May admitted that only “massive defections” from within the Harper ranks will get legislation coming from the opposition through the House.
“And if we won votes in the House, like we did in the last session with the Climate Change Accountability Act, we now know the Conservative majority in the Senate will be used to squash climate-change action,” May added of Bill C-311. “So the steps that one will take for holding him to account involve public education, statements in the House, points of order, and procedural rules where they can be applied.”
Speaking by phone shortly after being sworn in on May 24, NDP MP Fin Donnelly (New Westminster–Coquitlam–Port Moody) refused to be downbeat.
“I mean, Canada has dealt with the CFCs and the ozone problem in the past,” Donnelly told the Straight. “We’ve dealt with acid rain in the past. Now we need to tackle climate change.”
Donnelly echoed May on C-311, noting that it passed through the House of Commons during the last session, having gone through three readings. The Conservatives then used their Senate majority and a snap vote to kill the bill last November. Bill C-311 had a long-term commitment of reducing greenhouse-gas levels 80 percent below the 1990 level by 2050, with a medium-term target of 25 percent below the 1990 level by the year 2020.
“It’s shocking that this had legitimately gone through the House, it was a legitimate bill, and with a majority of parliamentarians voting in favour of it, it got through all readings,” said Donnelly, who added that C-311 can still be reborn if Conservatives are willing.
Neither Environment Minister Peter Kent nor Vancouver Quadra Liberal MP Joyce Murray responded to messages by Straight deadline.
May said she plans to meet with Kent, along with other opposition MPs, and “any converts and concerned Conservative Members of Parliament—and I know there are some”.
“It’s the most critical issue we face, and 80 percent of Canadians know that, but they weren’t given the opportunity to understand in the context of an election where parties stood on the climate, because it never surfaced during the election campaign,” May added. “It would have done had I been in the debates.”
May said she may end up having more impact working with global Greens across borders at world events like the upcoming climate-change negotiations in Durban, South Africa, starting on November 28. Internationally, Canada’s credibility is sullied, May claimed.

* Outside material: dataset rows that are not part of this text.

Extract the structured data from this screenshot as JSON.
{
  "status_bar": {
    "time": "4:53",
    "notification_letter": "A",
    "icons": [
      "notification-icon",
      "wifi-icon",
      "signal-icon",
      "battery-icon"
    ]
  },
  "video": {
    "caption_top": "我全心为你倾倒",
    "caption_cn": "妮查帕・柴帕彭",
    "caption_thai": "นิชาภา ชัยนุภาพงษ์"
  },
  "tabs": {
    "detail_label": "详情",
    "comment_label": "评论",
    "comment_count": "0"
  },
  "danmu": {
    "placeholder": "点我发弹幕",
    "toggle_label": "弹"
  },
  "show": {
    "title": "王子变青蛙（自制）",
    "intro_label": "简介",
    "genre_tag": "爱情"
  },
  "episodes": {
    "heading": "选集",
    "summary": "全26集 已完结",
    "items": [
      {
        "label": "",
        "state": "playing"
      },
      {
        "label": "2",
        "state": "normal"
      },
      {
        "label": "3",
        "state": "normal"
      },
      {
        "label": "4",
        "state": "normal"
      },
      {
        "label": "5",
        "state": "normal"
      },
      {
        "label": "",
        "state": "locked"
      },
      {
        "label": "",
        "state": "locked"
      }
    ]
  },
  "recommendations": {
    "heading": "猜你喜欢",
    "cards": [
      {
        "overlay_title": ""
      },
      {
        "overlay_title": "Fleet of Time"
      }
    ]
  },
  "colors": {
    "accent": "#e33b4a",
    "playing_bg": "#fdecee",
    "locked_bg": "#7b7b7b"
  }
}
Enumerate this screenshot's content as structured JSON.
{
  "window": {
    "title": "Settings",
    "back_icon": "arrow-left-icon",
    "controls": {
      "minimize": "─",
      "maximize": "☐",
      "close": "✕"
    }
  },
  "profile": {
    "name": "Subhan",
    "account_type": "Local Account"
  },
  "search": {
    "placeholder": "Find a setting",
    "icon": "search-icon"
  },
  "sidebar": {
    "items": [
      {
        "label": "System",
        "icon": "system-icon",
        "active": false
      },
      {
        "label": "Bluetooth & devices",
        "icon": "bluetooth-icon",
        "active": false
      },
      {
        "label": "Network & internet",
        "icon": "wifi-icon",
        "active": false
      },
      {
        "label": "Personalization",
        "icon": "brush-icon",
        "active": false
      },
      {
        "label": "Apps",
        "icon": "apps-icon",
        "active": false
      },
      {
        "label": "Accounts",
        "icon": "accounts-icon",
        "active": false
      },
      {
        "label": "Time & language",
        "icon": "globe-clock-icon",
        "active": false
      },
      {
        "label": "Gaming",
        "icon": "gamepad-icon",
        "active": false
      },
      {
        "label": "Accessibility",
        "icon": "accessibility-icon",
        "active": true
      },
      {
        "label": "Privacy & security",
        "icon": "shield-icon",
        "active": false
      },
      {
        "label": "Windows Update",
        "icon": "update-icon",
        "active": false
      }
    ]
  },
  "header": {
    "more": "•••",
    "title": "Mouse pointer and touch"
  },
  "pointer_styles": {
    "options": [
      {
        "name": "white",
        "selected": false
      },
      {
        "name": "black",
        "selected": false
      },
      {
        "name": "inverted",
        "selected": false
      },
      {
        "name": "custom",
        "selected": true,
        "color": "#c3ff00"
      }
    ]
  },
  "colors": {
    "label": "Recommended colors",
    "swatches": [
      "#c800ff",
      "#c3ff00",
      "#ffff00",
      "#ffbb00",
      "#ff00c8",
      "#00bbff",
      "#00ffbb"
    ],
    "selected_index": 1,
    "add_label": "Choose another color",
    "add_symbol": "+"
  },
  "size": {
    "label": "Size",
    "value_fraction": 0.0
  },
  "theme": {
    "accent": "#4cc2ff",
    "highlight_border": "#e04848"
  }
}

“I asked Sir Nicholas Stern [in Cancún in December 2010], who was the former senior economist to the World Bank, about Prime Minister Harper’s statement that if Canada lived up to the Climate Change Accountability Act, it would cost millions of jobs,” May recalled of those COP 16 (United Nations Climate Change Conference) talks. “And his response, which was devastating, started by saying: ‘If Canada stays dirty…’ He went on to say that we would lose jobs, lose investment, and face trade sanctions from other countries. That struck me. That’s how we’re seen in the world. We’re seen as a dirty country.”
May also claimed that Canadians are running out of excuses and are now more the subject of anger than they are of mere puzzlement.